I worry about this the way only a writer can worry he or she won’t return to a draft–you never know when something will be abandoned. Away from the teaching I do hope I can revise my stories and revise Little Lolo Stories much more closely. At least I hope I can keep my afternoons with the fictive spaces and the imagined voices I’ve created. I hope the voices will still speak to me an push me to get the drafts down.

But these past few days I have been only grading and figuring final grades–finishing up final office cleaning for the summer. Cleaning off of my desktop–real and virtual. And though the long academic term can seem so tiring and I do feel as my students, fatigued with the term and the work of school. I recognize this as I have my afternoons back to rest and catch up on my own thoughts. Mostly I want to rest and not think about school. But as I take the time to look back I see how this term has been so productive and yet, now, I am feeling that production slowing down. So can I keep up my own work as I have these last 16 weeks?

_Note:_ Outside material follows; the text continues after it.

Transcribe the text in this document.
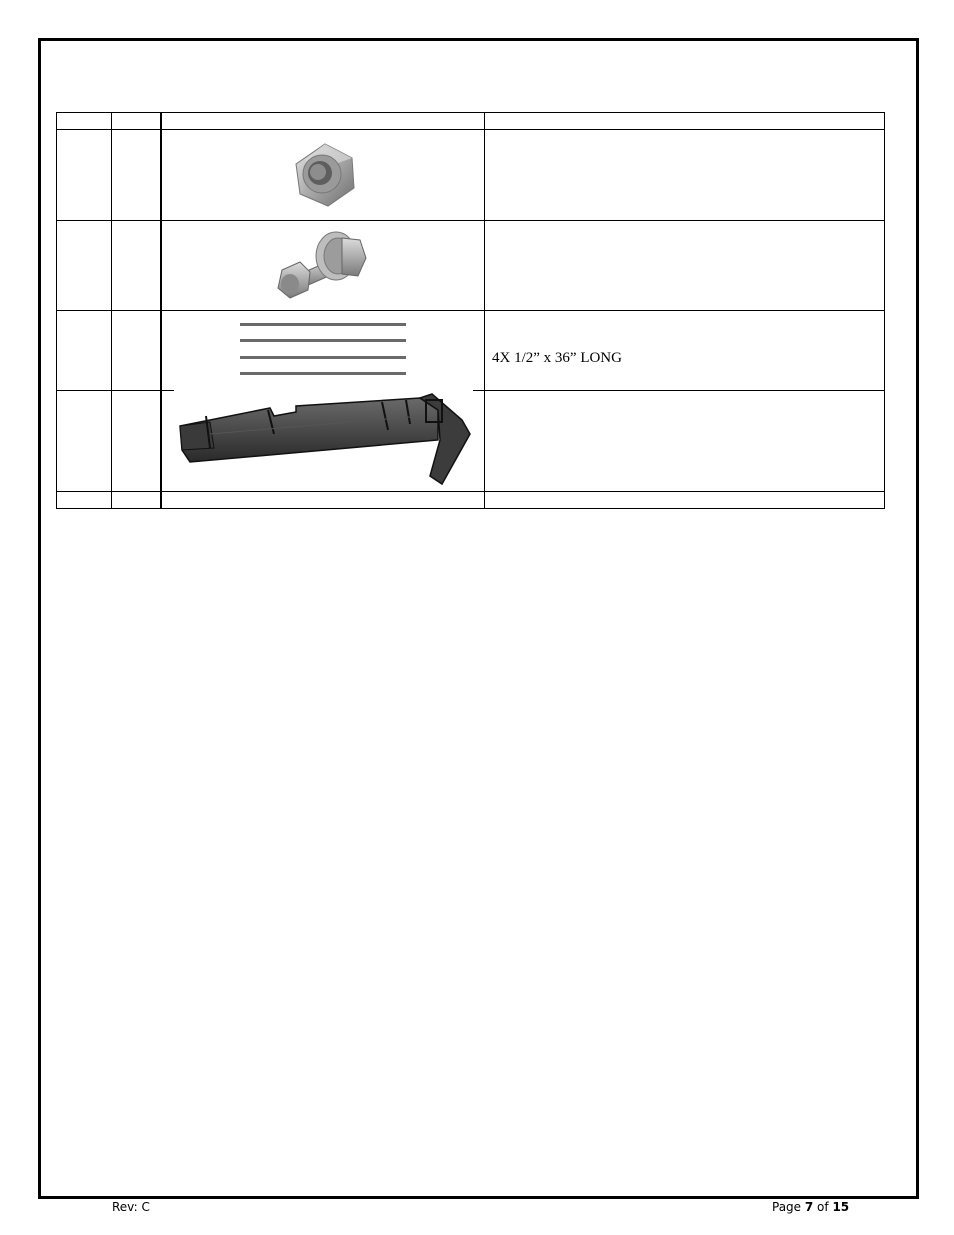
4X 1/2” x 36” LONG
Rev: C	Page 7 of 15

And I do have so many books I’d like to get to–and not just read but study a bit.  Books I’ve purchased and books I’ve been lent by students and friends. I’d like to get out and rest a bit as I have only been traveling from campus to home for 16 weeks. I hope to get out and experience time outside–hiking and walking and just getting away from the routine I feel I need and also I feel I need a break from.

Published by john paul jaramillo

John Paul Jaramillo was born and raised in southern Colorado. His stories and essays have appeared in numerous publications, including the Acentos Review, Palabra, A Magazine of Chicano and Latino Literary Art, and most recently in Duende. His collection The House of Order: Stories was named an International Latino Book Award Finalist and his novel in stories Little Mocos is forthcoming from Twelve Winters Press. In 2013 the editors of Latino Boom: An Anthology of U.S. Latino Literature listed Jaramillo as one of its Top 10 New Latino Authors to Watch and Read.

2 Comments

  1. Sharing some of the same feelings and anxieties you’re talking about– “I, too, have felt bound yet empowered by structure.”

    D.

    Reply

  2. You told me that you have to steal the time. And you’re right. Even when you have all of the minutes of the day to yourself, you still have to steal the time to write. Don’t let it slip. Your writing is one of the things that keeps me motivated.